24-18-201. Interests in contracts
(1) Members of the general assembly, public officers, local government officials, or employees shall not be interested in any contract made by them in their official capacity or by any body, agency, or board of which they are members or employees. A former employee may not, within six months following the termination of his employment, contract or be employed by an employer who contracts with a state agency or any local government involving matters with which he was directly involved during his employment. For purposes of this section, the term:
(a) "Be interested in" does not include holding a minority interest in a corporation.
(b) "Contract" does not include:
(I) Contracts awarded to the lowest responsible bidder based on competitive bidding procedures;
(II) Merchandise sold to the highest bidder at public auctions;
(III) Investments or deposits in financial institutions which are in the business of loaning or receiving moneys;
(IV) A contract with an interested party if, because of geographic restrictions, a local government could not otherwise reasonably afford itself of the subject of the contract. It shall be presumed that a local government could not otherwise reasonably afford itself of the subject of a contract if the additional cost to the local government is greater than ten percent of a contract with an interested party or if the contract is for services that must be performed within a limited time period and no other contractor can provide those services within that time period.
(V) A contract with respect to which any member of the general assembly, public officer, local government official, or employee has disclosed a personal interest and has not voted thereon or with respect to which any member of the governing body of a local government has voted thereon in accordance with section 24-18-109 (3) (b) or 31-4-404 (3), C.R.S. Any such disclosure shall be made: To the governing body, for local government officials and employees; in accordance with the rules of the house of representatives and the senate, for members of the general assembly; and to the secretary of state, for all others.
A person who knowingly commits an act proscribed in this part 2 commits a class 1 misdemeanor and shall be punished as provided in section 18-1.3-501, C.R.S. In addition to the penalties provided in section 18-1.3-501, C.R.S., the court may impose a fine of no more than twice the amount of the benefit the person obtained or was attempting to obtain in violating a provision of this part 2.

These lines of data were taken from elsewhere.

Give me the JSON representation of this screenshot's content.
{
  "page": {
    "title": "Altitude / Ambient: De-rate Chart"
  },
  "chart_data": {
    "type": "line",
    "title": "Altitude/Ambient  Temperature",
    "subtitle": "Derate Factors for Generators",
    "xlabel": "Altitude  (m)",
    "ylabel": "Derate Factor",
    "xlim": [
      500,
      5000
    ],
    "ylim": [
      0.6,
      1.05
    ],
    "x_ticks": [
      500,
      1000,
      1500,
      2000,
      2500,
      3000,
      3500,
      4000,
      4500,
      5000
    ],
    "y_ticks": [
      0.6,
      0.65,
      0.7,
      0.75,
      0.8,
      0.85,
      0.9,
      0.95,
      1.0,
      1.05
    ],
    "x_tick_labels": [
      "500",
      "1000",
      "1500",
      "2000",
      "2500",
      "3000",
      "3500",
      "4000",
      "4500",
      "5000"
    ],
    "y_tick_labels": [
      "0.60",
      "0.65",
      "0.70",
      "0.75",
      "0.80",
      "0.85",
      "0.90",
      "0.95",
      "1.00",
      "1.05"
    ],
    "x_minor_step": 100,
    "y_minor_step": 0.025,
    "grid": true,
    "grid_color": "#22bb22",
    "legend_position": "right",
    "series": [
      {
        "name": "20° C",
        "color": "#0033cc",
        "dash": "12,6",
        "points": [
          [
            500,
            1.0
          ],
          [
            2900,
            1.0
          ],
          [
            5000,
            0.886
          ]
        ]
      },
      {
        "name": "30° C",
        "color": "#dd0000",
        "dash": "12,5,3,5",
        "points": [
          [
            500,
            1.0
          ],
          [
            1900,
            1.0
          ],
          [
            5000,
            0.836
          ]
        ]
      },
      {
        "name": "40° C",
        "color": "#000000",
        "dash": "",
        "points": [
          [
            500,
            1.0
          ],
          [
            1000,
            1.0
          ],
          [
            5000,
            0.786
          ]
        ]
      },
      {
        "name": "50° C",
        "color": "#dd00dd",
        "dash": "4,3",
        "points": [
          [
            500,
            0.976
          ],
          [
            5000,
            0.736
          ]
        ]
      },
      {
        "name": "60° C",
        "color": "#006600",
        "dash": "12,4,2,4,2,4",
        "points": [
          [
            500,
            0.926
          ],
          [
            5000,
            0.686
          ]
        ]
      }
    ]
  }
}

2012 Colorado Ethics Committee Opinion regarding Conflict of Interest and Contracts
Now the question to Senator Steve King is how many BILLS were influenced by your relationship with Mesa County Sheriff's Office and Colorado Mesa University. VetTheGov believes Senator King should have rescused himself from any vote that is perceived as a Conflict of Interest. It will be interesting to see if anyone at the DA's office or Senate leaders will put these together and prove to the People they are looking out for our best interest and not their own. Looking doubtful at the moment.